It was fixed on 2018-08-21:
https://bugzilla.redhat.com/show_bug.cgi?id=1589738#c7

Please test again with current qemu-img version and report which versions
were tested.

Please always attach the output of "rpm -qa" to a bug when you report the bug.

Comment 8 Nir Soffer 2018-12-07 19:43:17 UTC
Eric, is is possible that bug 1589738 sneaked into qemu-img-rhev?

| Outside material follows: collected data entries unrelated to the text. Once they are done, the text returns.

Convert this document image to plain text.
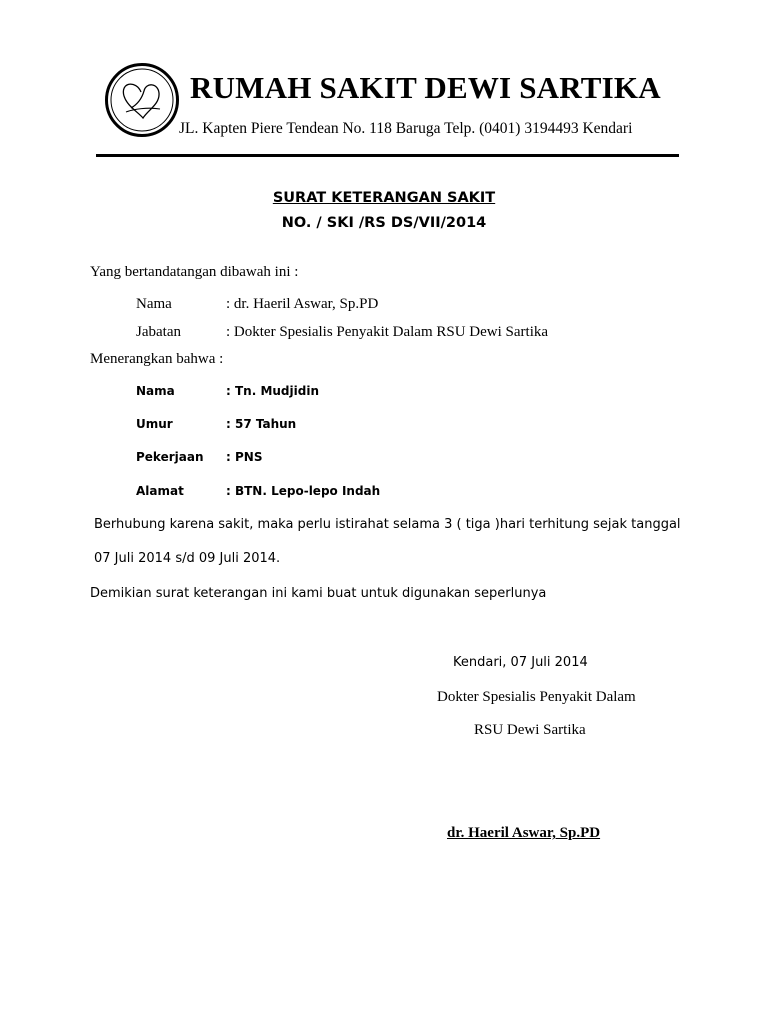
RUMAH SAKIT DEWI SARTIKA
JL. Kapten Piere Tendean No. 118 Baruga Telp. (0401) 3194493 Kendari
SURAT KETERANGAN SAKIT
NO. / SKI /RS DS/VII/2014
Yang bertandatangan dibawah ini :
Nama	: dr. Haeril Aswar, Sp.PD
Jabatan	: Dokter Spesialis Penyakit Dalam RSU Dewi Sartika
Menerangkan bahwa :
Nama	: Tn. Mudjidin
Umur	: 57 Tahun
Pekerjaan : PNS
Alamat	: BTN. Lepo-lepo Indah
Berhubung karena sakit, maka perlu istirahat selama 3 ( tiga )hari terhitung sejak tanggal
07 Juli 2014 s/d 09 Juli 2014.
Demikian surat keterangan ini kami buat untuk digunakan seperlunya
Kendari, 07 Juli 2014
Dokter Spesialis Penyakit Dalam
RSU Dewi Sartika
dr. Haeril Aswar, Sp.PD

Comment 9 Nir Soffer 2018-12-07 19:50:28 UTC
Avihay, can you explain how and when the vm snapshots were created? Are you 
testing old images that were created years ago, possibly with unaligned 
memory or configuration volumes?

Also please share the output of:

ls -l /rhev/data-center/mnt/[glusterSD/]server:_path/sd-id/images/img-id

We need to understand which volumes are not aligned and why.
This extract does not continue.